Center Of The Maze
To a certain kind of listener, and a certain kind of person, there’s something satisfying about the kind of music that Toronto psych-rock outfit Comet Control play.
It’s spacey, lightly psychedelic, riff-and-keys-and-maybe-tambourine-driven rock music that makes you want to unabashedly embrace every worn-out stoner cliché. Drop the needle, draw the blinds, burn some incense, light a friggin’ candle, let a joint smoulder in a handmade ashtray in a way that makes pot-smoking seem not at all adolescent and even a bit sophisticated. It’s music that feels like lush, high-pile, sorta-cheesy 1970s upholstery. You want to sink into it.

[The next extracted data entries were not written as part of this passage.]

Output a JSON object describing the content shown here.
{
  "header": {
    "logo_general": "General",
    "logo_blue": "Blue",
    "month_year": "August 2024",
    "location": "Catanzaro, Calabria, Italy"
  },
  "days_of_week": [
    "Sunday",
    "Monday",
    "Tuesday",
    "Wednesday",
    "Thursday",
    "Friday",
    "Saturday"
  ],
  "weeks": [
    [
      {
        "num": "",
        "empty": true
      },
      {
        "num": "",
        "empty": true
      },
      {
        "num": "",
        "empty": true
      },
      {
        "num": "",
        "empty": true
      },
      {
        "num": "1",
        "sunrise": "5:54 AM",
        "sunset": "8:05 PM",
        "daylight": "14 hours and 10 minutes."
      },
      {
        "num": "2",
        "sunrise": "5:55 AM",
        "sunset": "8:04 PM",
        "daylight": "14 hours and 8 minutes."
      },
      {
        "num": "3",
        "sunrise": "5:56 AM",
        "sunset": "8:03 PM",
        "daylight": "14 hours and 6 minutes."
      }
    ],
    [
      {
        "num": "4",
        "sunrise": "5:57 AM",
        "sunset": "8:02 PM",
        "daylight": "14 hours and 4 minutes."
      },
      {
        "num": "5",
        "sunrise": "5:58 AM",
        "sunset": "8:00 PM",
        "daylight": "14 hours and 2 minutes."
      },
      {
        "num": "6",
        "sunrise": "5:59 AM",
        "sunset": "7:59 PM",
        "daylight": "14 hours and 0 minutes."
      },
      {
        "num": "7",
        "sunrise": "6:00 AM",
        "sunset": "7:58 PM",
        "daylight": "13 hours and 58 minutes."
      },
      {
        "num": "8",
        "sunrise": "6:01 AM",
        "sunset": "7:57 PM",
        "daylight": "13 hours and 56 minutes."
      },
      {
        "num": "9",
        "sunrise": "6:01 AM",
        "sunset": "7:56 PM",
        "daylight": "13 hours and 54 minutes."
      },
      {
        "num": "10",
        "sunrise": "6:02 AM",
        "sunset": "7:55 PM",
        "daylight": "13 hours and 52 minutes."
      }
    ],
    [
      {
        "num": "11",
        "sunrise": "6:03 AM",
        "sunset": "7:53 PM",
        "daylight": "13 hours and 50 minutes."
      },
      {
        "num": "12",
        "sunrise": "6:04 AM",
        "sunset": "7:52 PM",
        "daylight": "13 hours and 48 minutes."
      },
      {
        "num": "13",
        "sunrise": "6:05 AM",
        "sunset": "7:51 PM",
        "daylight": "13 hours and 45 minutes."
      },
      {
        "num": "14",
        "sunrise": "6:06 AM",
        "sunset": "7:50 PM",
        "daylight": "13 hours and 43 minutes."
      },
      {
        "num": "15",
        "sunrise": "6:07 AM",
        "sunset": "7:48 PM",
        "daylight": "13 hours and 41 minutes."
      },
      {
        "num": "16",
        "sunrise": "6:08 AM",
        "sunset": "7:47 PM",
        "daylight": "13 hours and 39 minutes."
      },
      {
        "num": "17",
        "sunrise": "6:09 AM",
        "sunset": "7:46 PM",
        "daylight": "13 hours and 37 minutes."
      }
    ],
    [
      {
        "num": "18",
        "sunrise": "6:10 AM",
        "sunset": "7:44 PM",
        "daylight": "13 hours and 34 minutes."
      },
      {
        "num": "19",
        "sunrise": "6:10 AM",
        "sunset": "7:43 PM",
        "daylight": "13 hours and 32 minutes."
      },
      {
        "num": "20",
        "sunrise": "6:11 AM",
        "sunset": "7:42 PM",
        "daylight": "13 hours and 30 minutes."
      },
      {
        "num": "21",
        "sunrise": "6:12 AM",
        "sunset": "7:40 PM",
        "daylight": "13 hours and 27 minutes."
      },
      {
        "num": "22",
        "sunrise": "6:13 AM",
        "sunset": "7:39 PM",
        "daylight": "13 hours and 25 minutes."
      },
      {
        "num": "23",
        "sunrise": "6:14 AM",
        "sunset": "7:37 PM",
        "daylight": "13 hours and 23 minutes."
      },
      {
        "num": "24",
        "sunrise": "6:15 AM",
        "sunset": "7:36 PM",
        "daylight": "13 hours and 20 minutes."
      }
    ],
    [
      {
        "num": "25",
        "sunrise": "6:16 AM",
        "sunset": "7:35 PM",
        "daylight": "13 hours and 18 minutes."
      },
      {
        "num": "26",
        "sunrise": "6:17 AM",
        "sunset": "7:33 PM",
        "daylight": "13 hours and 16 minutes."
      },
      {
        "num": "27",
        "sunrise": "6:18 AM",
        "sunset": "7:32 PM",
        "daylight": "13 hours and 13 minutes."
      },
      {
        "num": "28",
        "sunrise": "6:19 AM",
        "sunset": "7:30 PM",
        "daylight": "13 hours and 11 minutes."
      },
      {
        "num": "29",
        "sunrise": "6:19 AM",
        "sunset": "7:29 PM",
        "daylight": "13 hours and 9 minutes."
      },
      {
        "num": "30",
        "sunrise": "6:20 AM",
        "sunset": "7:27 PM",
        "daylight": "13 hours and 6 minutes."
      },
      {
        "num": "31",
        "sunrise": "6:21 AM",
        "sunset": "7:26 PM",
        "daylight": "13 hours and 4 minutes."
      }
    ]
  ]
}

Center Of The Maze (non-Canadian spelling sic) feels like a low-grade evolution from their self-titled 2014 debut. The harder, riffier rock elements have softened into astronomical psychedelic fleece. Openers Dig Out Your Head and Darkness Moves are about as heavy as the record gets, the band exploding into deep-space reaches only to then relax into trippy, kaleidoscopic designs.
The obvious highlight is the seething, swirling closer Artificial Light, which thrusts through the languid cosmic floss with a wailing, conquering guitar solo that doesn’t so much bring the record back down to earth as send it careening into the abyss, spiralling outward like some dank, smoky space nugget.
In some places – the weird, robot-dolphin effects that lead into Golden Rule – Center Of The Maze gets borderline cartoonish, as if an industrious pothead in a “Take Me To Your Dealer” T-shirt took one of those airbrushed black-light posters of an imagined solar system and somehow pressed it into a record. But such goofy excesses are likely to only further endear the album to the sort of listener it presumes, or anyone who needs a new record to melt to.